Той роковой пятницей Мими забрала меня раньше обычного.

Она проиграла суд

Теперь мне не разрешалось жить ни у неё, ни где–либо ещё. Мои религиозные противостояния, свидания с Бобом Диланом и затягивающиеся до позднего вечера экскурсии в Трубадур никак не могли способствовать укреплению моего положения. И так как я не следовала установленной в еврейском приюте программе обучения, они решили за меня, что лучше мне будет вернуться в Лос–Падринос, где я должна буду пробыть до моих восемнадцати, а может быть даже до совершеннолетия. У меня сжалось всё под ложечкой, как если бы через секунду мне суждено погибнуть в автокатастрофе. Взаперти ещё четыре года! И я вспомнила слова Боба: «Это твоя жизнь».

Вечером в воскресенье Мими вернула меня в Виста–дель–Мар, обещая, что–нибудь придумать.

— Любовь моя, постарайся быть паинькой.

— Хорошо, Мими, не волнуйся.

На прощание я поцеловала её в мягкую напудренную щёку, сказала, что люблю её, и бросилась бегом по лестнице в нашу общую спальню собирать вещи. Схватив свою сумку из мексиканской соломки, я бросила в неё пару поношенных ливайсов, оливкового цвета пуловер, связанный мне Мими, сделанные мною самой кожаные сандалии, какие носят все битники, и самое главное — пластинку Боба Дилана. Последнюю вещь, которую я взяла с собой, был полный пузырёк аспирина. Я где–то слышала, что если проглотить горсть таблеток, то может остановиться сердце, и если меня поймают, я убью себя.
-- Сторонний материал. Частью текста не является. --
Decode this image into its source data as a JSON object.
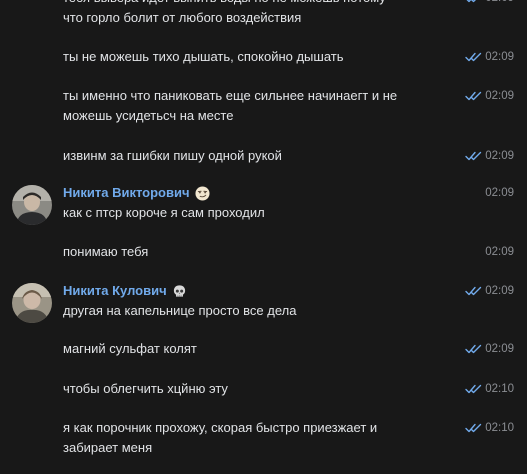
{
  "messages": [
    {
      "text": "тебя вывера идет выпить воды но не можешь потому\nчто горло болит от любого воздействия",
      "time": "02:09",
      "read": true
    },
    {
      "text": "ты не можешь тихо дышать, спокойно дышать",
      "time": "02:09",
      "read": true
    },
    {
      "text": "ты именно что паниковать еще сильнее начинаегт и не\nможешь усидетьсч на месте",
      "time": "02:09",
      "read": true
    },
    {
      "text": "извинм за гшибки пишу одной рукой",
      "time": "02:09",
      "read": true
    },
    {
      "author": "Никита Викторович",
      "author_emoji": "smirk-emoji",
      "text": "как с птср короче я сам проходил",
      "time": "02:09",
      "read": false
    },
    {
      "text": "понимаю тебя",
      "time": "02:09",
      "read": false
    },
    {
      "author": "Никита Кулович",
      "author_emoji": "skull-emoji",
      "text": "другая на капельнице просто все дела",
      "time": "02:09",
      "read": true
    },
    {
      "text": "магний сульфат колят",
      "time": "02:09",
      "read": true
    },
    {
      "text": "чтобы облегчить хцйню эту",
      "time": "02:10",
      "read": true
    },
    {
      "text": "я как порочник прохожу, скорая быстро приезжает и\nзабирает меня",
      "time": "02:10",
      "read": true
    }
  ],
  "colors": {
    "background": "#181818",
    "text": "#e1e3e6",
    "author": "#71aaeb",
    "time": "#8b8e93",
    "read_check": "#71aaeb"
  }
}
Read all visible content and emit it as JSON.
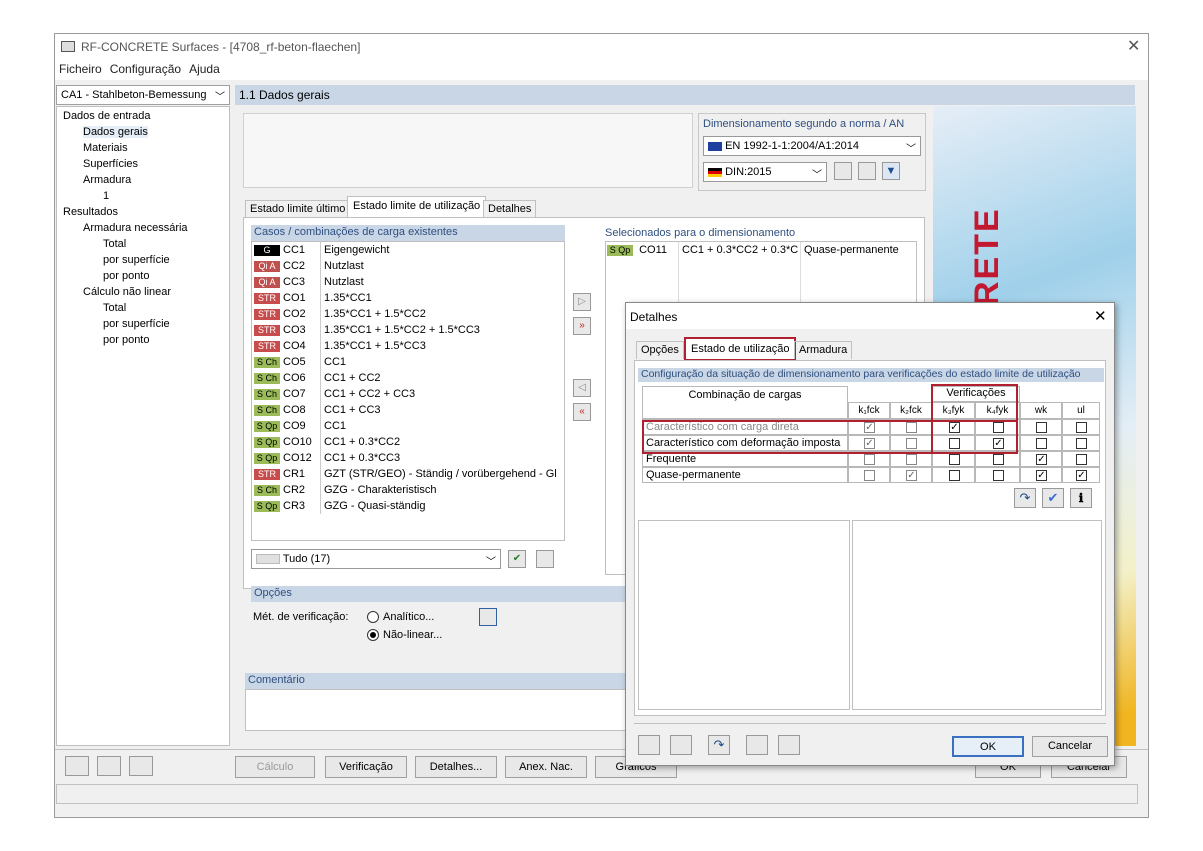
{
  "window": {
    "title": "RF-CONCRETE Surfaces - [4708_rf-beton-flaechen]"
  },
  "menu": [
    "Ficheiro",
    "Configuração",
    "Ajuda"
  ],
  "case_select": "CA1 - Stahlbeton-Bemessung",
  "tree": {
    "items": [
      "Dados de entrada",
      "Dados gerais",
      "Materiais",
      "Superfícies",
      "Armadura",
      "1",
      "Resultados",
      "Armadura necessária",
      "Total",
      "por superfície",
      "por ponto",
      "Cálculo não linear",
      "Total",
      "por superfície",
      "por ponto"
    ]
  },
  "header": {
    "title": "1.1 Dados gerais"
  },
  "norm": {
    "label": "Dimensionamento segundo a norma / AN",
    "code": "EN 1992-1-1:2004/A1:2014",
    "annex": "DIN:2015"
  },
  "tabs": [
    "Estado limite último",
    "Estado limite de utilização",
    "Detalhes"
  ],
  "existing": {
    "label": "Casos / combinações de carga existentes",
    "rows": [
      {
        "tag": "G",
        "cls": "g",
        "id": "CC1",
        "desc": "Eigengewicht"
      },
      {
        "tag": "Qi A",
        "cls": "qi",
        "id": "CC2",
        "desc": "Nutzlast"
      },
      {
        "tag": "Qi A",
        "cls": "qi",
        "id": "CC3",
        "desc": "Nutzlast"
      },
      {
        "tag": "STR",
        "cls": "str",
        "id": "CO1",
        "desc": "1.35*CC1"
      },
      {
        "tag": "STR",
        "cls": "str",
        "id": "CO2",
        "desc": "1.35*CC1 + 1.5*CC2"
      },
      {
        "tag": "STR",
        "cls": "str",
        "id": "CO3",
        "desc": "1.35*CC1 + 1.5*CC2 + 1.5*CC3"
      },
      {
        "tag": "STR",
        "cls": "str",
        "id": "CO4",
        "desc": "1.35*CC1 + 1.5*CC3"
      },
      {
        "tag": "S Ch",
        "cls": "sch",
        "id": "CO5",
        "desc": "CC1"
      },
      {
        "tag": "S Ch",
        "cls": "sch",
        "id": "CO6",
        "desc": "CC1 + CC2"
      },
      {
        "tag": "S Ch",
        "cls": "sch",
        "id": "CO7",
        "desc": "CC1 + CC2 + CC3"
      },
      {
        "tag": "S Ch",
        "cls": "sch",
        "id": "CO8",
        "desc": "CC1 + CC3"
      },
      {
        "tag": "S Qp",
        "cls": "sqp",
        "id": "CO9",
        "desc": "CC1"
      },
      {
        "tag": "S Qp",
        "cls": "sqp",
        "id": "CO10",
        "desc": "CC1 + 0.3*CC2"
      },
      {
        "tag": "S Qp",
        "cls": "sqp",
        "id": "CO12",
        "desc": "CC1 + 0.3*CC3"
      },
      {
        "tag": "STR",
        "cls": "str",
        "id": "CR1",
        "desc": "GZT (STR/GEO) - Ständig / vorübergehend - Gl"
      },
      {
        "tag": "S Ch",
        "cls": "sch",
        "id": "CR2",
        "desc": "GZG - Charakteristisch"
      },
      {
        "tag": "S Qp",
        "cls": "sqp",
        "id": "CR3",
        "desc": "GZG - Quasi-ständig"
      }
    ],
    "filter": "Tudo (17)"
  },
  "selected": {
    "label": "Selecionados para o dimensionamento",
    "row": {
      "tag": "S Qp",
      "id": "CO11",
      "desc": "CC1 + 0.3*CC2 + 0.3*C",
      "type": "Quase-permanente"
    }
  },
  "options": {
    "label": "Opções",
    "method_label": "Mét. de verificação:",
    "analytic": "Analítico...",
    "nonlinear": "Não-linear..."
  },
  "comment": {
    "label": "Comentário"
  },
  "bottom_buttons": [
    "Cálculo",
    "Verificação",
    "Detalhes...",
    "Anex. Nac.",
    "Gráficos",
    "OK",
    "Cancelar"
  ],
  "dialog": {
    "title": "Detalhes",
    "tabs": [
      "Opções",
      "Estado de utilização",
      "Armadura"
    ],
    "group_label": "Configuração da situação de dimensionamento para verificações do estado limite de utilização",
    "col_combo": "Combinação de cargas",
    "col_verif": "Verificações",
    "cols": [
      "k₁fck",
      "k₂fck",
      "k₃fyk",
      "k₄fyk",
      "wk",
      "ul"
    ],
    "rows": [
      {
        "label": "Característico com carga direta",
        "gray": true,
        "vals": [
          1,
          0,
          1,
          0,
          0,
          0
        ]
      },
      {
        "label": "Característico com deformação imposta",
        "gray": false,
        "vals": [
          1,
          0,
          0,
          1,
          0,
          0
        ]
      },
      {
        "label": "Frequente",
        "gray": false,
        "vals": [
          0,
          0,
          0,
          0,
          1,
          0
        ]
      },
      {
        "label": "Quase-permanente",
        "gray": false,
        "vals": [
          0,
          1,
          0,
          0,
          1,
          1
        ]
      }
    ],
    "ok": "OK",
    "cancel": "Cancelar"
  },
  "brand_text": "RETE"
}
Было уже темно, когда я проскользнула через чёрный ход. У меня не было идеи, как добраться туда, но твёрдо решила, что я совершенно необходима Нью–Йоркскому Гринвич–Виллиджу, и с этого момента начинаются мои настоящие приключения.

6. Ангелы на моей стороне

Майк

С тяжёлым сердцем и с пустым кошельком я отправилась навстречу своей Судьбе. Мне потребовалось долгих два часа, прежде чем я натолкнулась на первую преграду. Где это случилось? В Трубадуре. Святая Мария, моё бедное сердечко! Копы уже были у меня на хвосте. Когда я вошла внутрь я увидела двух полицейских с моей школьной фотографией в руках. Удивительно, как они смогли так быстро меня найти? К счастью в клубе было так тесно, как связки брёвен в плоту, и мне удалось проскользнуть в самую неосвещённую часть зала. Джек Эллиотт уже откланивался, когда я, наконец, нашла свободное место в последнем ряду. Сердце билось, как паровой молот, я пригнулась и прошептала соседу рядом:

— Притворитесь, что знаете меня.

Он протянул руку и положил мне её на плечо, как если бы мы были парой. Как только утихли аплодисменты, я снова прошептала:

— Полиция за мной гонится, вы не поможете мне сбежать отсюда?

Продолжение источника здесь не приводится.